Противник огрызался всяко-разно,
бросался в контратаки на рожон
но инициативы был лишён.
Взаимно все найти бы способ рады
фронт яростно порвать – рушь, не мельчи!
Привычные кровавые обряды –
гвардейцы не допустят в них ничьи.
Бой завершали пики, алебарды
плюс грефы и двуручные мечи…
…Ёж пик гвардейских весь кровоточил –
Смерть схватывала свежие харчи
Для двух фаланг бой встречный крайне жёсткий.

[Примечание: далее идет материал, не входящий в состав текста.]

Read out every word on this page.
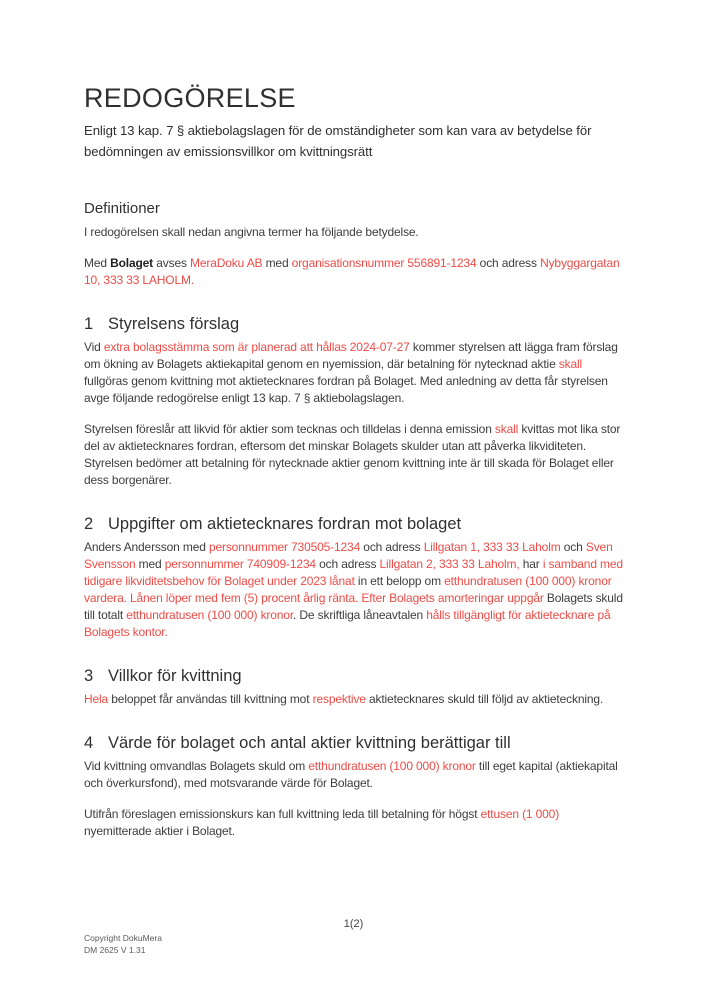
REDOGÖRELSE

Enligt 13 kap. 7 § aktiebolagslagen för de omständigheter som kan vara av betydelse för bedömningen av emissionsvillkor om kvittningsrätt

Definitioner

I redogörelsen skall nedan angivna termer ha följande betydelse.

Med Bolaget avses MeraDoku AB med organisationsnummer 556891-1234 och adress Nybyggargatan 10, 333 33 LAHOLM.

1 Styrelsens förslag

Vid extra bolagsstämma som är planerad att hållas 2024-07-27 kommer styrelsen att lägga fram förslag om ökning av Bolagets aktiekapital genom en nyemission, där betalning för nytecknad aktie skall fullgöras genom kvittning mot aktietecknares fordran på Bolaget. Med anledning av detta får styrelsen avge följande redogörelse enligt 13 kap. 7 § aktiebolagslagen.

Styrelsen föreslår att likvid för aktier som tecknas och tilldelas i denna emission skall kvittas mot lika stor del av aktietecknares fordran, eftersom det minskar Bolagets skulder utan att påverka likviditeten. Styrelsen bedömer att betalning för nytecknade aktier genom kvittning inte är till skada för Bolaget eller dess borgenärer.

2 Uppgifter om aktietecknares fordran mot bolaget

Anders Andersson med personnummer 730505-1234 och adress Lillgatan 1, 333 33 Laholm och Sven Svensson med personnummer 740909-1234 och adress Lillgatan 2, 333 33 Laholm, har i samband med tidigare likviditetsbehov för Bolaget under 2023 lånat in ett belopp om etthundratusen (100 000) kronor vardera. Lånen löper med fem (5) procent årlig ränta. Efter Bolagets amorteringar uppgår Bolagets skuld till totalt etthundratusen (100 000) kronor. De skriftliga låneavtalen hålls tillgängligt för aktietecknare på Bolagets kontor.

3 Villkor för kvittning

Hela beloppet får användas till kvittning mot respektive aktietecknares skuld till följd av aktieteckning.

4 Värde för bolaget och antal aktier kvittning berättigar till

Vid kvittning omvandlas Bolagets skuld om etthundratusen (100 000) kronor till eget kapital (aktiekapital och överkursfond), med motsvarande värde för Bolaget.

Utifrån föreslagen emissionskurs kan full kvittning leda till betalning för högst ettusen (1 000) nyemitterade aktier i Bolaget.

1(2)
Copyright DokuMera
DM 2625 V 1.31
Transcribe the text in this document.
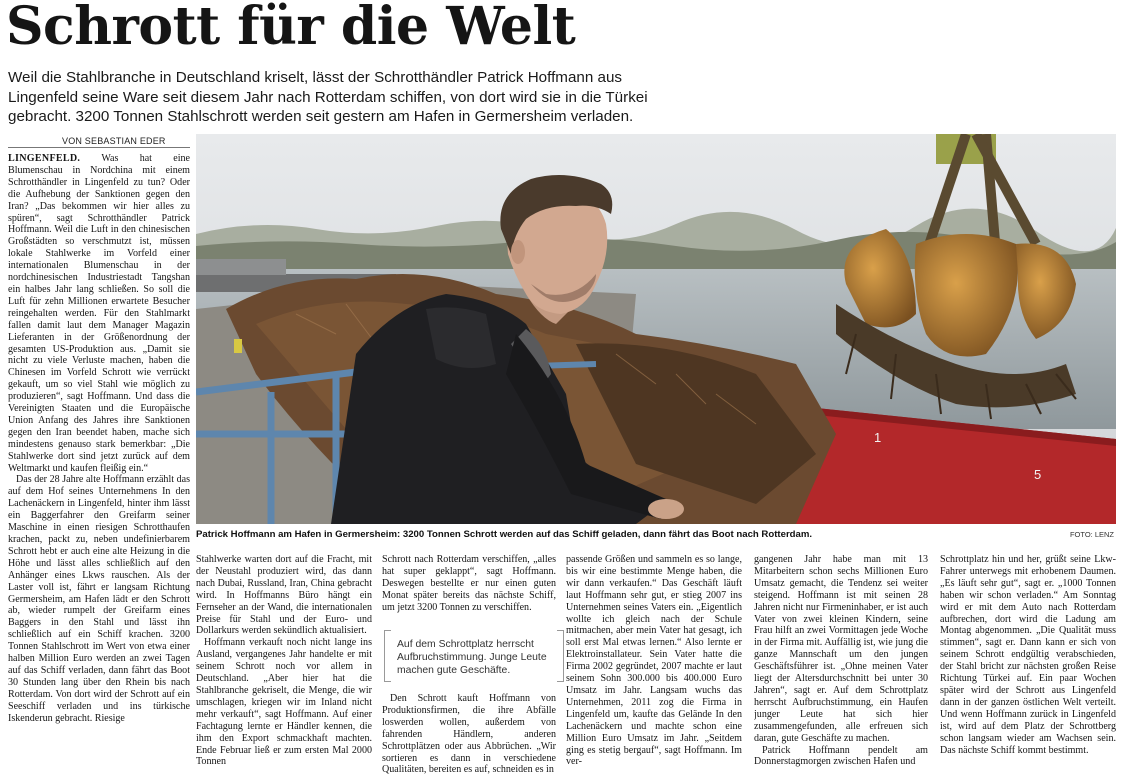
Schrott für die Welt
Weil die Stahlbranche in Deutschland kriselt, lässt der Schrotthändler Patrick Hoffmann aus Lingenfeld seine Ware seit diesem Jahr nach Rotterdam schiffen, von dort wird sie in die Türkei gebracht. 3200 Tonnen Stahlschrott werden seit gestern am Hafen in Germersheim verladen.
VON SEBASTIAN EDER

LINGENFELD. Was hat eine Blumenschau in Nordchina mit einem Schrotthändler in Lingenfeld zu tun? Oder die Aufhebung der Sanktionen gegen den Iran? „Das bekommen wir hier alles zu spüren“, sagt Schrotthändler Patrick Hoffmann. Weil die Luft in den chinesischen Großstädten so verschmutzt ist, müssen lokale Stahlwerke im Vorfeld einer internationalen Blumenschau in der nordchinesischen Industriestadt Tangshan ein halbes Jahr lang schließen. So soll die Luft für zehn Millionen erwartete Besucher reingehalten werden. Für den Stahlmarkt fallen damit laut dem Manager Magazin Lieferanten in der Größenordnung der gesamten US-Produktion aus. „Damit sie nicht zu viele Verluste machen, haben die Chinesen im Vorfeld Schrott wie verrückt gekauft, um so viel Stahl wie möglich zu produzieren“, sagt Hoffmann. Und dass die Vereinigten Staaten und die Europäische Union Anfang des Jahres ihre Sanktionen gegen den Iran beendet haben, mache sich mindestens genauso stark bemerkbar: „Die Stahlwerke dort sind jetzt zurück auf dem Weltmarkt und kaufen fleißig ein.“

Das der 28 Jahre alte Hoffmann erzählt das auf dem Hof seines Unternehmens In den Lachenäckern in Lingenfeld, hinter ihm lässt ein Baggerfahrer den Greifarm seiner Maschine in einen riesigen Schrotthaufen krachen, packt zu, neben undefinierbarem Schrott hebt er auch eine alte Heizung in die Höhe und lässt alles schließlich auf den Anhänger eines Lkws rauschen. Als der Laster voll ist, fährt er langsam Richtung Germersheim, am Hafen lädt er den Schrott ab, wieder rumpelt der Greifarm eines Baggers in den Stahl und lässt ihn schließlich auf ein Schiff krachen. 3200 Tonnen Stahlschrott im Wert von etwa einer halben Million Euro werden an zwei Tagen auf das Schiff verladen, dann fährt das Boot 30 Stunden lang über den Rhein bis nach Rotterdam. Von dort wird der Schrott auf ein Seeschiff verladen und ins türkische Iskenderun gebracht. Riesige

1
5
Patrick Hoffmann am Hafen in Germersheim: 3200 Tonnen Schrott werden auf das Schiff geladen, dann fährt das Boot nach Rotterdam.	FOTO: LENZ

Stahlwerke warten dort auf die Fracht, mit der Neustahl produziert wird, das dann nach Dubai, Russland, Iran, China gebracht wird. In Hoffmanns Büro hängt ein Fernseher an der Wand, die internationalen Preise für Stahl und der Euro- und Dollarkurs werden sekündlich aktualisiert.

Hoffmann verkauft noch nicht lange ins Ausland, vergangenes Jahr handelte er mit seinem Schrott noch vor allem in Deutschland. „Aber hier hat die Stahlbranche gekriselt, die Menge, die wir umschlagen, kriegen wir im Inland nicht mehr verkauft“, sagt Hoffmann. Auf einer Fachtagung lernte er Händler kennen, die ihm den Export schmackhaft machten. Ende Februar ließ er zum ersten Mal 2000 Tonnen

Schrott nach Rotterdam verschiffen, „alles hat super geklappt“, sagt Hoffmann. Deswegen bestellte er nur einen guten Monat später bereits das nächste Schiff, um jetzt 3200 Tonnen zu verschiffen.

Auf dem Schrottplatz herrscht Aufbruchstimmung. Junge Leute machen gute Geschäfte.

Den Schrott kauft Hoffmann von Produktionsfirmen, die ihre Abfälle loswerden wollen, außerdem von fahrenden Händlern, anderen Schrottplätzen oder aus Abbrüchen. „Wir sortieren es dann in verschiedene Qualitäten, bereiten es auf, schneiden es in

passende Größen und sammeln es so lange, bis wir eine bestimmte Menge haben, die wir dann verkaufen.“ Das Geschäft läuft laut Hoffmann sehr gut, er stieg 2007 ins Unternehmen seines Vaters ein. „Eigentlich wollte ich gleich nach der Schule mitmachen, aber mein Vater hat gesagt, ich soll erst Mal etwas lernen.“ Also lernte er Elektroinstallateur. Sein Vater hatte die Firma 2002 gegründet, 2007 machte er laut seinem Sohn 300.000 bis 400.000 Euro Umsatz im Jahr. Langsam wuchs das Unternehmen, 2011 zog die Firma in Lingenfeld um, kaufte das Gelände In den Lachenäckern und machte schon eine Million Euro Umsatz im Jahr. „Seitdem ging es stetig bergauf“, sagt Hoffmann. Im ver-

gangenen Jahr habe man mit 13 Mitarbeitern schon sechs Millionen Euro Umsatz gemacht, die Tendenz sei weiter steigend. Hoffmann ist mit seinen 28 Jahren nicht nur Firmeninhaber, er ist auch Vater von zwei kleinen Kindern, seine Frau hilft an zwei Vormittagen jede Woche in der Firma mit. Auffällig ist, wie jung die ganze Mannschaft um den jungen Geschäftsführer ist. „Ohne meinen Vater liegt der Altersdurchschnitt bei unter 30 Jahren“, sagt er. Auf dem Schrottplatz herrscht Aufbruchstimmung, ein Haufen junger Leute hat sich hier zusammengefunden, alle erfreuen sich daran, gute Geschäfte zu machen.

Patrick Hoffmann pendelt am Donnerstagmorgen zwischen Hafen und

Schrottplatz hin und her, grüßt seine Lkw-Fahrer unterwegs mit erhobenem Daumen. „Es läuft sehr gut“, sagt er. „1000 Tonnen haben wir schon verladen.“ Am Sonntag wird er mit dem Auto nach Rotterdam aufbrechen, dort wird die Ladung am Montag abgenommen. „Die Qualität muss stimmen“, sagt er. Dann kann er sich von seinem Schrott endgültig verabschieden, der Stahl bricht zur nächsten großen Reise Richtung Türkei auf. Ein paar Wochen später wird der Schrott aus Lingenfeld dann in der ganzen östlichen Welt verteilt. Und wenn Hoffmann zurück in Lingenfeld ist, wird auf dem Platz der Schrottberg schon langsam wieder am Wachsen sein. Das nächste Schiff kommt bestimmt.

И вражеский ёж от намокшей шёрстки
казался грозным – крови натекло!
Кровь на земле раскрасила бороздки.
Кровь в лужах, словно бурое стекло…
…Гвардейцы били насмерть, быстро, хлёстко,
но… кончились заряды у стрелков,
и бой у ключевого перекрёстка
грозился стать побоищем веков.
Показывая навыки и норов
и выявить успев героев дней,
сошлись две полуроты пикинёров.
За каждой (агрессивно не бедней) –
лес хищных алебард – чуть в глубине…
Мятежники отбили натиск первый,
второй, Анри выматывая нервы:
– Останется любой, кто глуп, при мне,
а умный и желающий награды
пойдёт вперёд и сделает, как надо,
решающий пролом в рядах врага.
– Спешу сказать им не без драйва «гав».
Кто выживет – предвижу я крах гада, –
сержант ушёл: – Считайте да упада,
как много пик бастардом сострогав,
отброшу я защитников за кромку.
От одного меня вам больше проку.
При мне мой острый меч и острый нрав.
– Ну что ж, Рено, проделай нам дорогу.
Эй! Марка пропустить вперёд, как к Богу! –
кивнул Анри. – Дави их, дерьмодав!
Марк фыркнул: – От меня побольше проку!
Рено им вмиг устроит катастрофу!
Щас доберусь! Давить их – прямо драйв!..
…Не каждый отзовётся, жив и здрав,
в фалангах после боя в перекличках…
…Стальное жало ищет плоти в смычках,
почти перед глазами мельтеша…
В батальных закреплённые привычках,
отобранные в вихре мятежа,
ругательства смешались в перекличках…
С огнём угрозы в многоглазых ликах,
сходились в стык два яростных «ежа»,
своим желаньем выжить вновь смеша
разнузданную Смерть (с когтями в пиках).
«Не вам со мною, псы, тягаться в играх!
Кто встал передо мной, тот умер! Ша!
Хотите в глотку каждому ерша?!
А чтоб вам по ершу живому в анус»! –
сержант угрозы слал в упор врагам.
Пока взаимно пики отбивались,
чтоб стать мостами к вражьим берегам,
Марк, будто кобра, прыгнул и мгновенно
под пиками крутнулся по земле.
Свои смотрели вслед благоговейно:
не многие умели в позе змей
остаться под ногами одиночкой
у вражеского строя, словно кочка.
Безумный, но и точный же расчёт –
подрезать сухожилия господ,
расправиться с сержантом не успевших,
за что и наказал ползущий пеших.
Своей задумкой он доволен: «Режь их»!
И тем, что дело не погибло, горд.
Смерть тут как тут – безудержный проглот.
В одну минуту рухнула плотина.
Проток гвардейцев вклинился в проход.
Мгновений драгоценных им хватило,
чтоб строй врага взломать необратимо.